Sue Bedard: Bedard loves to play singles against 4.0 and younger players. She tries to recognize her opponents strengths and weaknesses early in matches.
“I try to formulate a game plan that helps me win,” said Bedard. “Fortunately, I have had very good success playing in this manner.”
Bedard is very quick afoot and follows a healthful eating regimen of gluten-free and dairy-free food. Her role model is Simone Halep, who is ranked in the top 10 women in the world.
“Like Halep I try to be extremely tenacious on the court at all times, use a great variety of shots, and make my opponent work hard for each and every point,” Bedard said.
Maureen Rasp: Rasp tries to play 4-5 times a week. She will play singles for an hour and a half and doubles for 2½ hours. Her incredible physical conditioning started when she was running in marathons, including the Boston and Skylon marathons.
She had played a little tennis on the side in high school and played some badminton and squash in her 20s. In her early 30s she started playing tennis a lot and continued to run almost every day.
“The running has kept me in great shape for playing tennis,” Rasp said. She noted that her game style is to aggressively hit her ground strokes until she gets a shot to put away. She loves competing and having fun.
“Of course I want to win which makes me very happy. However, if I lose I will always congratulate my opponent on playing well.”
Andrea Abels: Abels is the head tennis coach at Buffalo Seminary. The girls on the team are extremely fortunate to have such a caring and concerned mentor.
“I stress to my girls that how they play helps me with my own coaching,” Abels said. “I want them to learn that they are part of a team. I am more concerned with how they play and not always worried about winning or losing.”
Abels is also cognizant that her players show great sportsmanship at all times and if their opponent happens to win, realize that they played better than they did, and congratulate them when the match is over.
As for her own game she is a solid 4.0 player who plays mostly doubles. She has been to numerous USTA sectional and regional championships and has also played in a national championship. She has an exceptional forehand and a great concept as to what the game of doubles is all about.
Gerri Neff: Neff is the assistant tennis coach at Buffalo Seminary. She is 75 years old and rightfully proud of it.
Neff plays doubles four times a week and singles once a week. She will often play as much as three hours a day. She also plays golf, stretches and walks a lot.

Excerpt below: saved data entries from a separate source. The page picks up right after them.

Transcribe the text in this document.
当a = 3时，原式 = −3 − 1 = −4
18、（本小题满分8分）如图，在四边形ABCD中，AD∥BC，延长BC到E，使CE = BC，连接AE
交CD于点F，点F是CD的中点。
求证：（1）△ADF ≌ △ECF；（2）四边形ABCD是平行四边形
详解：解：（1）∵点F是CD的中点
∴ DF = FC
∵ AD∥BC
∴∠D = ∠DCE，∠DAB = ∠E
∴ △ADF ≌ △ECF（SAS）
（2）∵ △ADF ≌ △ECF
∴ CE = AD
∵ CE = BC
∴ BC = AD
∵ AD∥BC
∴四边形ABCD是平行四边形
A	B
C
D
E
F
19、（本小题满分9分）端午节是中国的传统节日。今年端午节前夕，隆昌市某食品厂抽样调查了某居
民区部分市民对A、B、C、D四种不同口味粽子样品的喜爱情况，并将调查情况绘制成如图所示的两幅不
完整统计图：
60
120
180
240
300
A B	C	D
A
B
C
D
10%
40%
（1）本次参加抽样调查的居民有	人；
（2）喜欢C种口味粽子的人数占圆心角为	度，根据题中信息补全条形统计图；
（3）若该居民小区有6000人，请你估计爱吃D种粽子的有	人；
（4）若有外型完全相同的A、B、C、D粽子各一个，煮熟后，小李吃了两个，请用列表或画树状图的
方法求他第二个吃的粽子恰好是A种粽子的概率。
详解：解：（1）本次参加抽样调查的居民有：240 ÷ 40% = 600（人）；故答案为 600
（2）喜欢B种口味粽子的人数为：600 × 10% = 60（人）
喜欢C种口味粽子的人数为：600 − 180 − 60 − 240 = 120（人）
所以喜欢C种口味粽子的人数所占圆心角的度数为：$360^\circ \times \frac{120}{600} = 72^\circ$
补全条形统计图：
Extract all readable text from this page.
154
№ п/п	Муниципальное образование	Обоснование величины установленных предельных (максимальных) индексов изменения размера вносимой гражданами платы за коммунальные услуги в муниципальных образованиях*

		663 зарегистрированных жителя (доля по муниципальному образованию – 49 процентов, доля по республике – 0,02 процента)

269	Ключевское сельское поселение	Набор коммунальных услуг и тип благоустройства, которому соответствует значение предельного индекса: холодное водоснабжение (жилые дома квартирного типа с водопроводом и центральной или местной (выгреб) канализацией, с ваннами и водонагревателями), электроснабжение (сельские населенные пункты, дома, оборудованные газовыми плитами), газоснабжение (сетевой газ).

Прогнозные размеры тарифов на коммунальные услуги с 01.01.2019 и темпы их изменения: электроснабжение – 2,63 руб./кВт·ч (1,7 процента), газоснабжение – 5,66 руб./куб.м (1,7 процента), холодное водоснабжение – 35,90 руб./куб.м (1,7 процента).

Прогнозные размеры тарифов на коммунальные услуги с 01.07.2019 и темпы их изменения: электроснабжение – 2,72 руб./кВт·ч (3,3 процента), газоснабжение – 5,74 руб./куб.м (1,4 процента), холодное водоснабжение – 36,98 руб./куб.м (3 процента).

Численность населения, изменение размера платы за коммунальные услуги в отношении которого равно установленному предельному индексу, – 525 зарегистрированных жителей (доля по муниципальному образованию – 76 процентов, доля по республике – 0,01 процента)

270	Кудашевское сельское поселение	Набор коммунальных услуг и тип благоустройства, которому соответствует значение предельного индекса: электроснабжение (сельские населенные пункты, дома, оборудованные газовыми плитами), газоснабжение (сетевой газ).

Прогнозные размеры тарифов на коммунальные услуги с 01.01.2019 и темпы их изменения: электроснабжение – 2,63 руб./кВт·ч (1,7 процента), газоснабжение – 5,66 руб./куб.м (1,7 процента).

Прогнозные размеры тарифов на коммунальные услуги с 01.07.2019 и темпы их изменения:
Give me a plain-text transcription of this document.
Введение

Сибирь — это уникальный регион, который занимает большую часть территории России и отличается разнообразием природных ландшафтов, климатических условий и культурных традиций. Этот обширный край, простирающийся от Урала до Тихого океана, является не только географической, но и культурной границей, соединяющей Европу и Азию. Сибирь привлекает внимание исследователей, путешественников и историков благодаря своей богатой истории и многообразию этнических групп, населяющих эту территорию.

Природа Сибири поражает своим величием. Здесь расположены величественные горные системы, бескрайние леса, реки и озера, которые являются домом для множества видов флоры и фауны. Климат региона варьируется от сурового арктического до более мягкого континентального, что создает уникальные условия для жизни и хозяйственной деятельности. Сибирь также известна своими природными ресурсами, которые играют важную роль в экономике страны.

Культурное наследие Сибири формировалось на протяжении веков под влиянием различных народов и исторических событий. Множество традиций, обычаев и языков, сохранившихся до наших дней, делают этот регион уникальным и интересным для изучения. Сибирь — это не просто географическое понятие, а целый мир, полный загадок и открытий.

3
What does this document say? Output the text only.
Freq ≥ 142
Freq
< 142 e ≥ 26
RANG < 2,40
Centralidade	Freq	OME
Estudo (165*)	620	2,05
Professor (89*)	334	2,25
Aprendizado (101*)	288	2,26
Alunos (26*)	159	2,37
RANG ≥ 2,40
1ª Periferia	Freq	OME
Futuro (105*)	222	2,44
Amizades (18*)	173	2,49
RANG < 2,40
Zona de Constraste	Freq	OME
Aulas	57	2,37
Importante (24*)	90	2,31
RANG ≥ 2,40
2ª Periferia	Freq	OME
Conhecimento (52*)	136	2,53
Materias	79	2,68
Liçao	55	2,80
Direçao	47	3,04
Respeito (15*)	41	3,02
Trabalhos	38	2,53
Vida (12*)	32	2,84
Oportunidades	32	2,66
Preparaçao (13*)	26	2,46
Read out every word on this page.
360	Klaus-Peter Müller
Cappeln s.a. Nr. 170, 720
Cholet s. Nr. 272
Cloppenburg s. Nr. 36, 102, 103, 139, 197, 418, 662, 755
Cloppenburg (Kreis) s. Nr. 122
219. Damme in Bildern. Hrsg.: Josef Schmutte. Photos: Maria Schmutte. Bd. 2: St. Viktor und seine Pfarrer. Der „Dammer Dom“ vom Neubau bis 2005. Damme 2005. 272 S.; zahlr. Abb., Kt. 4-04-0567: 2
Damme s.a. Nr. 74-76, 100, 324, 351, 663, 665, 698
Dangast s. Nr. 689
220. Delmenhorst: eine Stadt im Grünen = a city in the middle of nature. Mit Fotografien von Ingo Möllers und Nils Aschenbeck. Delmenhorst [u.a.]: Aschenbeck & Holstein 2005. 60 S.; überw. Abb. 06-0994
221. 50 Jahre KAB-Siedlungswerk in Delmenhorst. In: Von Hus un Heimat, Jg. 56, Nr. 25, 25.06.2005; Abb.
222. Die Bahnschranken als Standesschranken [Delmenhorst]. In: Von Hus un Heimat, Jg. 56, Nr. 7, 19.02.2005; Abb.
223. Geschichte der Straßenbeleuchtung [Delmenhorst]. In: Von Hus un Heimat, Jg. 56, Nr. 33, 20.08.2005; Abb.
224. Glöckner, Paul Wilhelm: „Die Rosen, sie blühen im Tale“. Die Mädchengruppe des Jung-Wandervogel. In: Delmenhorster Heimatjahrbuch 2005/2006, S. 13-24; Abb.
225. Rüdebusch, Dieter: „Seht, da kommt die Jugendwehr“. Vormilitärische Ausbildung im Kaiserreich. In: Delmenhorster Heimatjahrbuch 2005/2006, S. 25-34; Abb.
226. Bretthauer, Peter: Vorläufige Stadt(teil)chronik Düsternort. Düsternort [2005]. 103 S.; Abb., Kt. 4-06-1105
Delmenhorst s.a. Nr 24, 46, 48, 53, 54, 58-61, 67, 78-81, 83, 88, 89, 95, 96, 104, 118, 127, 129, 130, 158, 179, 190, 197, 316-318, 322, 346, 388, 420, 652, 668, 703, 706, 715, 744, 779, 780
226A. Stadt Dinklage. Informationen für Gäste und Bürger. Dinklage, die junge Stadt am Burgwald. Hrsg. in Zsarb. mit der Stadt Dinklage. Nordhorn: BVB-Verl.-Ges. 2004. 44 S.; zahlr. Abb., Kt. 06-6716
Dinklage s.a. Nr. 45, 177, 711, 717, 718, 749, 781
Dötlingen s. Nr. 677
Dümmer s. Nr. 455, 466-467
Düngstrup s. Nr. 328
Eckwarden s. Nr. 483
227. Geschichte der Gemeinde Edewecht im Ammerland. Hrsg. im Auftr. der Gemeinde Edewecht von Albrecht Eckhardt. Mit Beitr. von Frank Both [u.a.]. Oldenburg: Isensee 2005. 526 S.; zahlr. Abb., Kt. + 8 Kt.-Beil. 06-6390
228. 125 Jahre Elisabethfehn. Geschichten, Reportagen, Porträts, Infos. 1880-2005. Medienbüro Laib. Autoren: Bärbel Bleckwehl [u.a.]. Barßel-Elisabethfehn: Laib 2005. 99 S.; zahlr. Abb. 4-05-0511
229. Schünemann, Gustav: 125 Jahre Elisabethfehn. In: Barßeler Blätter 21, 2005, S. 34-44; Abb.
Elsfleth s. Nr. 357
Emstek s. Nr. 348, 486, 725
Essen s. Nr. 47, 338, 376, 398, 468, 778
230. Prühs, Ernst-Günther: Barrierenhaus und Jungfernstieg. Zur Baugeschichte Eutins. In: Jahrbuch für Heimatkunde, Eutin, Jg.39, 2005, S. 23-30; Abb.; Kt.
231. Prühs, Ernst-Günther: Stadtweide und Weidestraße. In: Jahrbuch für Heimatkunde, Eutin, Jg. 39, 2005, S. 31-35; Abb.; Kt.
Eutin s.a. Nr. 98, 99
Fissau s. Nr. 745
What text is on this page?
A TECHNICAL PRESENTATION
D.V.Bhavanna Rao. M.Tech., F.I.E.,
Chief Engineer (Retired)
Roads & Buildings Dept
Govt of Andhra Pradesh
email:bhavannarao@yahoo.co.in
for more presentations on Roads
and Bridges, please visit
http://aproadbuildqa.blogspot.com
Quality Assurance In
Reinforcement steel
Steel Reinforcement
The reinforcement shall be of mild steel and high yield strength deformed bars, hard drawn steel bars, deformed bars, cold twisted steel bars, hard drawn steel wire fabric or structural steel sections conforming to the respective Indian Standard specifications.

“I love helping Andrea coach the tennis team,” Neff said. “It keeps me mentally sharp by diagnosing and teaching kids how to fine tune their tennis games.”
She states that she is a baseline player who approaches the net when the opportunity presents itself. She watches her diet closely, never uses salt, and eats mostly lean meat and fish. Unbelievably, she still plays at a 4.0 level and competes in USTA matches. Abels said: “Gerri is an inspiration to our team and myself. We feel exceptionally fortunate to have her on our coaching staff.”